Sonntag, 9. Juni 2013
Buchrezension Der Duft von Schokolade von Ewald Arenz
"Der Duft von Schokolade" von Ewald Arenz
Historischer Roman
Verlag: dtv Verlag
Taschenbuch
Seitenanzahl: 272
ISBN: 978-3-423-13808-6
Autor:
Ewald Arenz, geboren 1965 in Nürnberg, studierte in Erlangen Anglistik und Amerikanistik sowie Geschichte und publiziert seit Beginn der neunziger Jahre. Er ist Autor mehrerer Romane (›Der Duft von Schokolade‹, ›Der Teezauberer‹, ›Die Erfindung des Gustav Lichtenberg‹ und ›Ehrlich & Söhne‹) sowie verschiedener Bände mit Kurzprosa.

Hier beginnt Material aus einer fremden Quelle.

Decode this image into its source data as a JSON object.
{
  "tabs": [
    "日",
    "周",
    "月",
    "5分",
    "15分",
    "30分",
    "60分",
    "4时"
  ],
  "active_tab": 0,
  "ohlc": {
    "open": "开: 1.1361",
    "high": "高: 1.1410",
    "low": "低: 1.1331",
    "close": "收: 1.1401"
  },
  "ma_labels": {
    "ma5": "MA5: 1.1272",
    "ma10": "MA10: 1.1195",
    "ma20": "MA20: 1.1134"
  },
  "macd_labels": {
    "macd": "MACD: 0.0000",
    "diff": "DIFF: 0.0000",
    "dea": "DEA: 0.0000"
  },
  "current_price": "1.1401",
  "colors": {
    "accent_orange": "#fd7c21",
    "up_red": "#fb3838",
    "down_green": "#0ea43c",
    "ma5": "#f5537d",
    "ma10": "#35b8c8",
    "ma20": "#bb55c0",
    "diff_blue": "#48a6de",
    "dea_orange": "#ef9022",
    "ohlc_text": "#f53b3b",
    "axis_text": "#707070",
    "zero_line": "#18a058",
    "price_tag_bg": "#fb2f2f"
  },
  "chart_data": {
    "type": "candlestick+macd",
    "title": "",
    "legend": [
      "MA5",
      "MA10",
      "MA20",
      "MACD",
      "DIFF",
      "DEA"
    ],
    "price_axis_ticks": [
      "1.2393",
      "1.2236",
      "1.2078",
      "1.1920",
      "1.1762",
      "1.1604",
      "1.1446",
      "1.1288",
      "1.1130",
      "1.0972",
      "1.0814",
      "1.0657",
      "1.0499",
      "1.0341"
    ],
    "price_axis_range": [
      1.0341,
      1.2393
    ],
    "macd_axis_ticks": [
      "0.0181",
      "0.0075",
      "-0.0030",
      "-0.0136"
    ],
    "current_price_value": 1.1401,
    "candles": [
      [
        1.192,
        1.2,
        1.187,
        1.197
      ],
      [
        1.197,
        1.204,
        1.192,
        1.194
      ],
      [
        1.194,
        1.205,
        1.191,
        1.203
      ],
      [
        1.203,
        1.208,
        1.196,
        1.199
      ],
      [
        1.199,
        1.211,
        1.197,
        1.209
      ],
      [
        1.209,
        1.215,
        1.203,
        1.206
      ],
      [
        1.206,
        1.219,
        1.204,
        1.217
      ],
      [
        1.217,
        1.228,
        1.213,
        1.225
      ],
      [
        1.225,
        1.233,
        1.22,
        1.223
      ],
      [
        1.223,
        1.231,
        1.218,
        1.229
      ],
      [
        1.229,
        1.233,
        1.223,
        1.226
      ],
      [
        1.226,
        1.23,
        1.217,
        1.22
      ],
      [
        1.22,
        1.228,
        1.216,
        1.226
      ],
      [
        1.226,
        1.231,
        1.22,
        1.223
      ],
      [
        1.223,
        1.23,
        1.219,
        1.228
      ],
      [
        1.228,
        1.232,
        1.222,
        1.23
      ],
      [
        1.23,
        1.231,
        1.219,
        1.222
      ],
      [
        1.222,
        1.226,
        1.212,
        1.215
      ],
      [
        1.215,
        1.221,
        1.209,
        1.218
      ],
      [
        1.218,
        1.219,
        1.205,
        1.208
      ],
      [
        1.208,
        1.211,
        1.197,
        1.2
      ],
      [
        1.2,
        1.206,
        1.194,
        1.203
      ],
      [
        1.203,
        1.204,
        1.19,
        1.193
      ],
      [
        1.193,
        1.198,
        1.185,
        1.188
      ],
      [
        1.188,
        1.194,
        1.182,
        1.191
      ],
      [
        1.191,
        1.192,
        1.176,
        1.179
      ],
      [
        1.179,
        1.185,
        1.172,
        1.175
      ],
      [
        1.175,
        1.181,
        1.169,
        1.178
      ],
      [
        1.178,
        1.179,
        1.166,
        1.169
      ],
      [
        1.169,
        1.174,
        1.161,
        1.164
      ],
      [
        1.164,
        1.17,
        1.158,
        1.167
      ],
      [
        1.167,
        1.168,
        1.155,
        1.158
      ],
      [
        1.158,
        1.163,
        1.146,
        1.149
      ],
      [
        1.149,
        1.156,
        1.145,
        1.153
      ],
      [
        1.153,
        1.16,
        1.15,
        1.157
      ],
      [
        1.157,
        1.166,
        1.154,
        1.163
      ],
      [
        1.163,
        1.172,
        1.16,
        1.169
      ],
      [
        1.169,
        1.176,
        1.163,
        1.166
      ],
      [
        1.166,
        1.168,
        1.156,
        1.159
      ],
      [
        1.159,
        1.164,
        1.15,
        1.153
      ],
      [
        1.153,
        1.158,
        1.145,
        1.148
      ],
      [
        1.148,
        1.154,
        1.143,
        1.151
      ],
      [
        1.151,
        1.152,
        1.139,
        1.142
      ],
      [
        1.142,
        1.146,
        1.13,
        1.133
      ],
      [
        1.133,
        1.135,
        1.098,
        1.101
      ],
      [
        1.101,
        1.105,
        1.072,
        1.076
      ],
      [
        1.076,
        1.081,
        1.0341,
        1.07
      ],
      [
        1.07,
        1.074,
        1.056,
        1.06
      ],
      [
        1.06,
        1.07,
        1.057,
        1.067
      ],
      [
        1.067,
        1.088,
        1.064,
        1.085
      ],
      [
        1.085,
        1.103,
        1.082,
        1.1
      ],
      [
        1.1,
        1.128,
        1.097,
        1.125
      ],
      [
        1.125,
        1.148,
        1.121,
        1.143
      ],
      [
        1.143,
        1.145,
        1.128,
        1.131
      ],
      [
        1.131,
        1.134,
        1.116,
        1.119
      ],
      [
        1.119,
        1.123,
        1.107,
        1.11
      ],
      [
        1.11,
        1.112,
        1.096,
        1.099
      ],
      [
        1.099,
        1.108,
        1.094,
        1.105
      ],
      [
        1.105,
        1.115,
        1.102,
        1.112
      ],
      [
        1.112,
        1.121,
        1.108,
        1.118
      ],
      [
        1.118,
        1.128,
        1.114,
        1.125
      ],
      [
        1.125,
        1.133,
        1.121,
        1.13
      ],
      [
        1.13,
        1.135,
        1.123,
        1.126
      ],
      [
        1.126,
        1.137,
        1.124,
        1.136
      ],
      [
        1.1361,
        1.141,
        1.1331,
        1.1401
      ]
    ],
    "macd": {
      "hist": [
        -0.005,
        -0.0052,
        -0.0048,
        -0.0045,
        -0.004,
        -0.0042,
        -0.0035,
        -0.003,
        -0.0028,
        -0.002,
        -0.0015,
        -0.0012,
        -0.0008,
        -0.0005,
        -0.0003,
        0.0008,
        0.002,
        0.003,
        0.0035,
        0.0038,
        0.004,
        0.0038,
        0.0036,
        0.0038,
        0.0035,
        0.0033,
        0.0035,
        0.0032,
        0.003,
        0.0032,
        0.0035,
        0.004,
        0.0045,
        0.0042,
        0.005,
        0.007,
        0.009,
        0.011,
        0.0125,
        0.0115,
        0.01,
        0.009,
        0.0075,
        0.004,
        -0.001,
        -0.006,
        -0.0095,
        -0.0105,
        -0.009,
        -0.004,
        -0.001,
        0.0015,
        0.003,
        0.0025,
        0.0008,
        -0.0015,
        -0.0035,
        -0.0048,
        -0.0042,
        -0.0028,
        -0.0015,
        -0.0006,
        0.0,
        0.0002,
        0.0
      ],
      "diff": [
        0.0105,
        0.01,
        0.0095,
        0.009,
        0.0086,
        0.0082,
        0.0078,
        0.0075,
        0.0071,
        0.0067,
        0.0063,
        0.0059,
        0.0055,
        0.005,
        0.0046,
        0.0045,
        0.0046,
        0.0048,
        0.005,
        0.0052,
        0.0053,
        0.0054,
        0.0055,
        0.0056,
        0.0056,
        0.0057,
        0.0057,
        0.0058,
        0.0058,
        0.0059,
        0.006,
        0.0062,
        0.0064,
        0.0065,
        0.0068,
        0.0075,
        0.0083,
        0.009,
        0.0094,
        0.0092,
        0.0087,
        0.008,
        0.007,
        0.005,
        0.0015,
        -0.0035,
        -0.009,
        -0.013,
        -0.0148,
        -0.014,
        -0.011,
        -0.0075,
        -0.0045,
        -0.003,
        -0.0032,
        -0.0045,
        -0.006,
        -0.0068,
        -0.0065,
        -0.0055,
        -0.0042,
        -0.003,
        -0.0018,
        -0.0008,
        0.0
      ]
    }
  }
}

Für sein literarisches Werk wurde er mehrfach ausgezeichnet, 2004 erhielt er den Bayerischen Staatsförderpreis für Kultur. Ewald Arenz lebt mit seiner Familie in Fürth.
Klappentext:
Wien 1881. Als August Liebeskind, der soeben seinen Militärdienst quittiert hat, Elena Palffy zum ersten Mal begegnet, zieht sie ihn sofort ihren Bann. Um das Herz der unkonventionellen, geheimnisvollen Frau zu gewinnen, greift der junge Leutnant zu einer ungewöhnlichen Verführungstaktik: Er erlernt das Handwerk eines Chocolatiers.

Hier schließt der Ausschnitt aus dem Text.